There are still achingly difficult health problems in the world, such as:
- in southern Africa, one in eight children die before the age of five;
- hunger remains a global challenge – 15.5% of the global population (850 million people) don’t have enough to eat;
- in Oceania, only 38% of women use contraception;
- in Papua New Guinea, there are 730 maternal deaths for every 100,000 live births;
- the number of people living in slums continues to grow (up to 863 million people);
- in Timor Leste, only 29% of women have a skilled birth attendant; and
- in Asia, less than half those who need it are receiving treatment for HIV.
The developing world continues to struggle with a disproportionate incidence of malaria, tuberculosis, and dengue fever, as well as the resurgence of cholera, polio, and smallpox. Climate change poses health challenges for developing countries, which are also too under-resourced to respond. Many face both a scarcity and excess of water, heatwaves, and changing temperatures and patterns of rainfall affecting malaria and dengue fever.
What can be done?
Let’s take our own government. In 2007, the Australian government made a commitment to increase official development assistance to 0.5% of gross national income (GNI) by 2015–16. This has become Coalition policy as well so it’s a bipartisan commitment. But this promise has been broken by delaying the scale-up by one year to 2016-17. And this has happened even though Australia is one of the wealthiest countries in the world living in the wealthiest point in world history – and in the middle of a mining boom.
The UN Secretary-General, Ban Ki-moon, has just appointed Prime Minister Julia Gillard as co-chair of the body set up to accelerate progress on the Millennium Development Goals in the years before 2015. Gillard needs to understand that it’s hypocritical to take on this role while stalling on her commitment to have 0.5% of GNI devoted to development aid.
But the global health crisis is not just one of financing – it’s also about leadership and accountability. Political leaders have abdicated their responsibility to confront the underlying structural factors impeding progress in global health. And we need to make global leaders accountable in order to address this.
The US government, for instance, wants to radically expand pharmaceutical company monopolies through the Trans Pacific Partnership Agreement. This agreement will severely limit generic competition on life-saving drugs by expanding how long patents last for. And it would limit the application of flexibilities introduced in the Doha Declaration, which give countries ways to access generics for public health needs. If the agreement is successful, it will lead to later market entry for generic medicines, and artificially high drug prices.

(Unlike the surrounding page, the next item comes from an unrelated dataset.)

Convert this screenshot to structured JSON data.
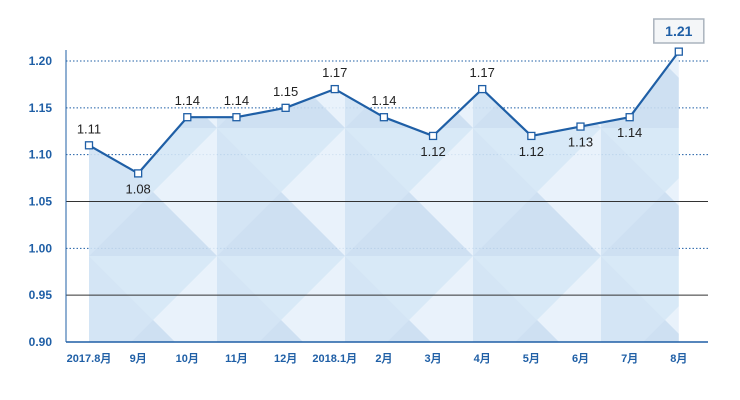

Many lowest-income countries will not meet the Millennium Development Goal targets. This is, in part, because of the failure to reach the world’s most vulnerable populations. Progress toward the goals often mask increasing inequalities within countries. And there are concerns that dramatic gains, such as the survival of people living with HIV or the reductions in malaria or measles mortality, cannot be sustained.
One of the reasons for the continued failure of the international community to make more headway on the health-related Millennium Development Goals is a reflection of its continued reluctance to place human rights at the heart of development policies.
The emerging debate on what should replace the goals beyond 2015 presents a crucial opportunity to advance a more transformative approach to the global eradication of poverty, ill-health and death. This approach should be guided by human rights principles. The new framework must focus on tackling inequality, reinforcing social protection, and preventing inequitable resource allocations that fuel these disparities.
In 1984, the Ottawa Charter called for “health for all by the year 2000”. We are still making that call. Let’s not still be making it in 2050.